De meeste balletdocenten zullen studenten ook vragen om hun ogen en hoofd de hand te laten volgen die beweegt. Klassieke ballettechniek is gevuld met informatie over hoe het hoofd moet worden vastgehouden, gepositioneerd en bewogen en waar de ogen moeten kijken. Ik heb gemerkt dat deze eenvoudige aanwijzingen er vaak voor zorgen dat studenten een “lege ballerina-stare” ontwikkelen. Hoewel ik geloof dat de ogen en het hoofd de hand moeten volgen die beweegt, geloof ik dat de student iets veel interessanters moet “zien” dan hun hand (wat dat ook voor hen is), iets interessants en boeiends brengend aan het werk dat ze doen met hun ogen en hun hoofd.
Ten slotte is er het karakter dat wordt geassocieerd met de grand plié. Naar mijn mening heeft elke stap, elke beweging, elk element van ballet een bijbehorend karakter. Ik heb de grand plié altijd gezien als eenvoudig, elegant en toch majestueus. Ik zie zoveel dansers zich overgeven aan een “siroopachtige zoete” overdreven emotionele port de bras, hoofdpositie en kwaliteit van beweging bij het uitvoeren van grand plié. Ik vraag mijn studenten om te zoeken naar die elegantie, naar die majesteit en om de muziek te gebruiken als leidraad bij het vinden van dat personage. Ik geef er meestal de voorkeur aan dat muziek voor lagen in een dubbele (4/4) meter is in plaats van driedubbele (3/4) meter. Ik merk dat dit helpt om een kwaliteit van eenvoud en koninklijke majesteit over te brengen die ik verkies voor een grand plié. Ik heb het geluk dat ik werk met ongelooflijk getalenteerde pianisten die zeer bedreven zijn in het vinden van precies het juiste muziekstuk voor elke oefening. Als ik toch opgenomen muziek moet gebruiken, neem ik altijd de tijd om de selectie te vinden die precies het gevoel geeft waarnaar ik op zoek ben.

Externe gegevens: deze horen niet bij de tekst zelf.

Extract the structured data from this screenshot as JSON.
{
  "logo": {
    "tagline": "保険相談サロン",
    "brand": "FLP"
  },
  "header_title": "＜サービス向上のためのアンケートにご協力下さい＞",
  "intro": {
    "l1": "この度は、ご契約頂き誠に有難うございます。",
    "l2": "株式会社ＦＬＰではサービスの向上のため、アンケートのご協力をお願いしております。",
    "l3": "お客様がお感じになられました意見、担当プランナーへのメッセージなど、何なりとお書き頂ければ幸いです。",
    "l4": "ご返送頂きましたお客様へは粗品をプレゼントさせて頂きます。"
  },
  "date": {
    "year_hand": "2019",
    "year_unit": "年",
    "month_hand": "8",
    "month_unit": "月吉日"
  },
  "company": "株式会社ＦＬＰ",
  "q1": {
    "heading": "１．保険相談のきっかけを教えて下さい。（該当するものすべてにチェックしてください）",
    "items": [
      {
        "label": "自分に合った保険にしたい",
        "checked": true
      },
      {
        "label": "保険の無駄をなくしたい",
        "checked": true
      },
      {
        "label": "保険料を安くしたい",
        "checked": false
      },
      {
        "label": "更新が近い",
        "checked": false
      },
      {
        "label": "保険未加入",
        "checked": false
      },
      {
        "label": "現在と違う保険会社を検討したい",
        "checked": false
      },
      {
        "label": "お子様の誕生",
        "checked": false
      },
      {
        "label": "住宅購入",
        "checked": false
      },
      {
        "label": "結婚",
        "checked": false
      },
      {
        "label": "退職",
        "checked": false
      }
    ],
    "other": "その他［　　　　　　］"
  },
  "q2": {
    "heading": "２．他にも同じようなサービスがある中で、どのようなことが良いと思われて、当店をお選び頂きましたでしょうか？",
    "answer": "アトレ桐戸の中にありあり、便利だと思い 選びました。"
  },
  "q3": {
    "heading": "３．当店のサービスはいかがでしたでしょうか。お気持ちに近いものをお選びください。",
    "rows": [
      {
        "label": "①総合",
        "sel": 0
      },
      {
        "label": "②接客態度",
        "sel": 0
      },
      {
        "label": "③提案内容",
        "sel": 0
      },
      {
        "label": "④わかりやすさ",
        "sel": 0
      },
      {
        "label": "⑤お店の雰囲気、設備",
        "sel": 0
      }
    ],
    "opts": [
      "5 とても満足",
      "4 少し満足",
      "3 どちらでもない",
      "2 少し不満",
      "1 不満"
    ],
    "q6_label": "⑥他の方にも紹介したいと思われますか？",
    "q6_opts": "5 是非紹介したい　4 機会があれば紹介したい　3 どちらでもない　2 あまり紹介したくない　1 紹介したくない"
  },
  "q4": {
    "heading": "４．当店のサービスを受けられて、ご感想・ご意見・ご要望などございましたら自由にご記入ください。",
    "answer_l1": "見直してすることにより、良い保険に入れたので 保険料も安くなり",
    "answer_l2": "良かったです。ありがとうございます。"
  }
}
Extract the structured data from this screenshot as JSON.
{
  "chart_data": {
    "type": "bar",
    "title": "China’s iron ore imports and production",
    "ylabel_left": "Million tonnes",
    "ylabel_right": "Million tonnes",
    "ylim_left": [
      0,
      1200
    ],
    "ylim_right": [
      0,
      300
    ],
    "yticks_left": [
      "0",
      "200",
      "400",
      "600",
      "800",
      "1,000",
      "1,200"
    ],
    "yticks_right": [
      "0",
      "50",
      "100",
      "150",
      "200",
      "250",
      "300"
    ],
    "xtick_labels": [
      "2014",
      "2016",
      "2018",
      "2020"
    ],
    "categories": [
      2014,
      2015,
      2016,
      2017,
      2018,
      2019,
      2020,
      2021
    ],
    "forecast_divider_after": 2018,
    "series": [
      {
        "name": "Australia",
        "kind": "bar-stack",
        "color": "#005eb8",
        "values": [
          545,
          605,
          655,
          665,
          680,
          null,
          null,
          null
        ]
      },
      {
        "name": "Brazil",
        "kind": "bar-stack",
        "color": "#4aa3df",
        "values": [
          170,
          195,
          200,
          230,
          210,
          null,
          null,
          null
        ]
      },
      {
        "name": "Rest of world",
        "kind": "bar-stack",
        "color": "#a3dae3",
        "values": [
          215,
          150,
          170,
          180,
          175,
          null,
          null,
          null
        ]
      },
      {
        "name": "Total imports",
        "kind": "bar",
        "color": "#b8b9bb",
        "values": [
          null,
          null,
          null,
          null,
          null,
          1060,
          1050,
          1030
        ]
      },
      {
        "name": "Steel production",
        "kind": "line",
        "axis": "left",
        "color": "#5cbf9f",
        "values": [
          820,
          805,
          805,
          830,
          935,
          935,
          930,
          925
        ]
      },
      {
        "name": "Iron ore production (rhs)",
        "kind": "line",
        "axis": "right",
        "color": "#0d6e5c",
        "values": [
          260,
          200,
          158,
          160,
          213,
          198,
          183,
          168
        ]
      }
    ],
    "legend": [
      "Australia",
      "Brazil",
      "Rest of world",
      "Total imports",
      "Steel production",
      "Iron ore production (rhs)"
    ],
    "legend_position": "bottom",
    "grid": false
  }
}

Het is duidelijk dat het onmogelijk is om al deze uitputtende en waarschijnlijk belachelijk gedetailleerde informatie in elke klas uit te leggen; de studenten zouden nooit het geduld hebben om ernaar te luisteren, en er zou geen tijd zijn om te dansen. Maar ik probeer elke les een beetje van deze informatie te geven; cultiveren in de loop van de tijd, een rijke, genuanceerde, mooie grand plié.